FTIL controlled the shareholding of NSEL and was privy to the happenings at the exchange

July 21, 2016 12:14 am | Updated 12:14 am IST - MUMBAI:

The National Spot Exchange Ltd (NSEL) and Financial Technologies India Ltd (FTIL) must be considered as a single business entity and FTIL’s objections to the merger are “orchestrated,” the Centre told the Mumbai High Court, as the government attempts to push through a merger of both the entities.

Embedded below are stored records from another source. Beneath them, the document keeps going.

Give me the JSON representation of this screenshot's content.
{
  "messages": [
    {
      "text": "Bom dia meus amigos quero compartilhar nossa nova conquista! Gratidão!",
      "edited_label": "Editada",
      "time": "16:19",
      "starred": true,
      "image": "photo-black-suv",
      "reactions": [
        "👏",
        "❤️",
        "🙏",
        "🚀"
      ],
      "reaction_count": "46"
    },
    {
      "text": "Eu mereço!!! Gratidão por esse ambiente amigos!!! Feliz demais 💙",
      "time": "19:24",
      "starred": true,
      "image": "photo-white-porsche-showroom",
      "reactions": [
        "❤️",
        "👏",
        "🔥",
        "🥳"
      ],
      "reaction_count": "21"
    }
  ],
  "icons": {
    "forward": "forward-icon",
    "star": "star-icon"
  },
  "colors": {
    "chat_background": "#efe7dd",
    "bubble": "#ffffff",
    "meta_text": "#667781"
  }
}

In an affidavit submitted to the court, a copy of which is available with The Hindu, the Ministry of Corporate Affairs (MCA) has highlighted the fact that FTIL controlled the shareholding of NSEL and was privy to the happenings in the exchange, which is currently in the midst of a Rs.5,600 crore settlement scandal.

Not independent

“It is indisputable that Respondent No.3 (NSEL) was a 99.99% subsidiary of Petitioner No.1 (FTIL) and that it acted at the behest of Petitioner No.1 and was not in any true sense an independent/separate company,” according to the government reply. The case will be next heard on July 25.

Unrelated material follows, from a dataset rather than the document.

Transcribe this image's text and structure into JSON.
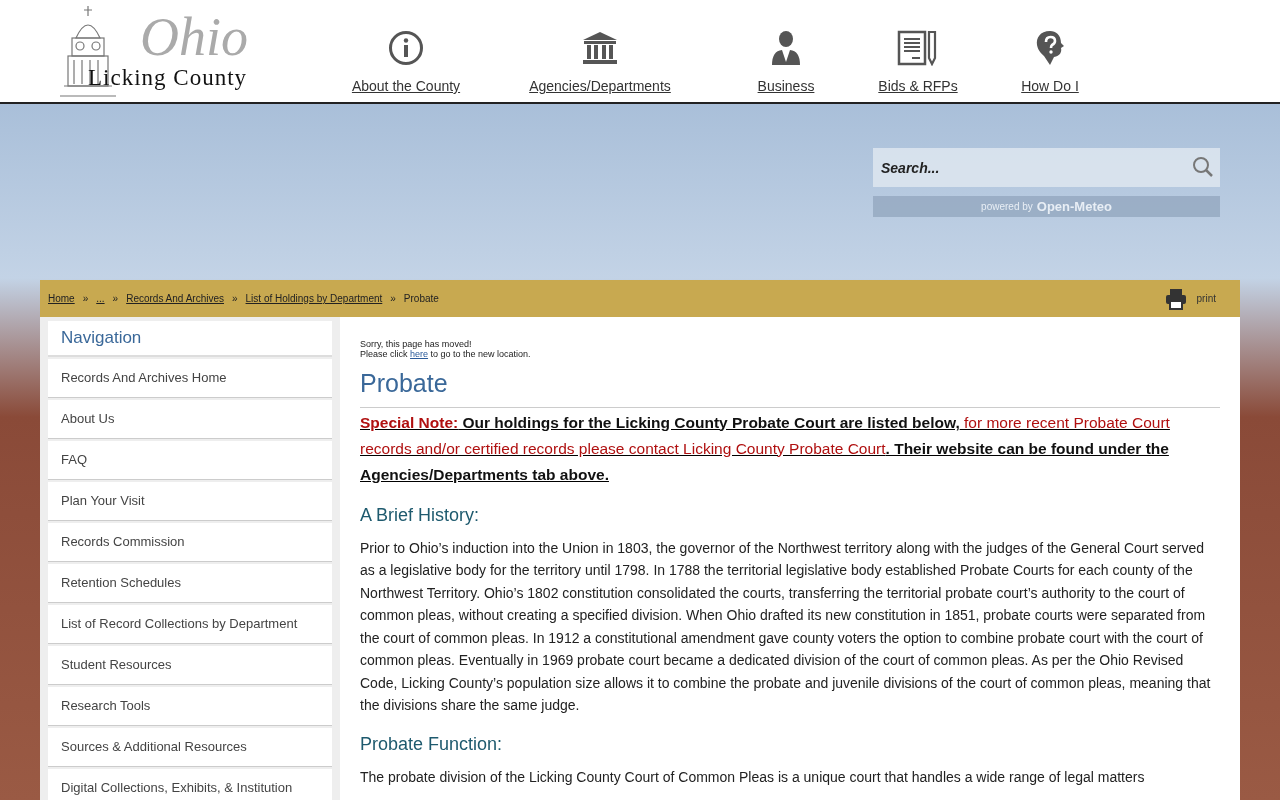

The NSEL scandal came to light on 31st July 2013 and trading activities were suspended by early August 2013. On 21st August 2014, MCA issued a draft order proposing to merge NSEL with FTIL, a public listed entity. The final order was issued in February this year.

The merger would force FTIL to assume all the liabilities of the Mumbai-based spot exchange. It would also make FTIL a party to the ongoing litigations involving NSEL.

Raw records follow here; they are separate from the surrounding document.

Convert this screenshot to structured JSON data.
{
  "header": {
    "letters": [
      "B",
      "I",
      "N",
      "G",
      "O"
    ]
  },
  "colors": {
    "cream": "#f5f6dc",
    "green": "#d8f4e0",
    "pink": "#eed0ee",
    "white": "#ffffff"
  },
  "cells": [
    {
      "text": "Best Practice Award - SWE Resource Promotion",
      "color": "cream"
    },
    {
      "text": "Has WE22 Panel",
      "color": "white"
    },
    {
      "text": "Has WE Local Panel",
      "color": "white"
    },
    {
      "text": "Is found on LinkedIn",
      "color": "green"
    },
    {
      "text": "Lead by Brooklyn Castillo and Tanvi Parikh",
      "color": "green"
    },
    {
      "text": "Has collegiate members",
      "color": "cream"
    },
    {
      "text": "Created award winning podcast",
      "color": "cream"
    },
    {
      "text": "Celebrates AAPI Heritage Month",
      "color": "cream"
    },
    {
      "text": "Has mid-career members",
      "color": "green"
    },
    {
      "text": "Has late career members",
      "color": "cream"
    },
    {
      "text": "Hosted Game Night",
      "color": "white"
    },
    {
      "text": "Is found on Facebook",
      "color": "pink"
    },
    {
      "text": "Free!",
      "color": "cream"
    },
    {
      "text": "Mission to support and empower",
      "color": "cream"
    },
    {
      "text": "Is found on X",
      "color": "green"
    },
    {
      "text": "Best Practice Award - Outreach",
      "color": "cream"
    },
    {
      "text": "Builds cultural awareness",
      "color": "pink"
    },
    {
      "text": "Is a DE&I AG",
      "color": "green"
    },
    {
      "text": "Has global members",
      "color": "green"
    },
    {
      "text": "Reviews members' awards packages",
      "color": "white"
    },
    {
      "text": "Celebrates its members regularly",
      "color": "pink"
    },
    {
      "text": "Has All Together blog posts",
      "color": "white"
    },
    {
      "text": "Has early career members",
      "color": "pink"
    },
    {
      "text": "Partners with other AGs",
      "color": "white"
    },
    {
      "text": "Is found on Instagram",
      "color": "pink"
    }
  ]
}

Regulatory probes revealed that only a handful of entities were trading in so-called paired contracts and were making money based on the difference between the buy and the sell price. In the process, about 13,000 investors are believed to have lost their money.

The minutes of the board meetings of NSEL were regularly tabled before FTIL’s board and the listed entity “kept itself apprised about the affairs of NSEL and also approved/ratified the actions of NSEL in its board meetings on a regular basis,” according to the government.

“Thus, Respondent No. 3 (NSEL) was, for all practical purposes, a division/department, of Petitioner No.1 (FTIL) and Respondent No. 3 did not have any independent business or revenue generation model of its own apart from that permitted by software provided by Petitioner No.1.”

Software pact

To build its case for the NSEL-FTIL merger, the Centre also said that FTIL’s income was directly based on the growth in the business of NSEL as the software agreement pegged the charges to the number of persons trading on the exchange.

“It is pertinent to note that these software charges were calculated based on the number of persons trading on the exchange and therefore had a direct correlation to the performance of and turnover on NSEL,” the ministry said in its filing. “Hence, FTIL directly profited from the business on NSEL.”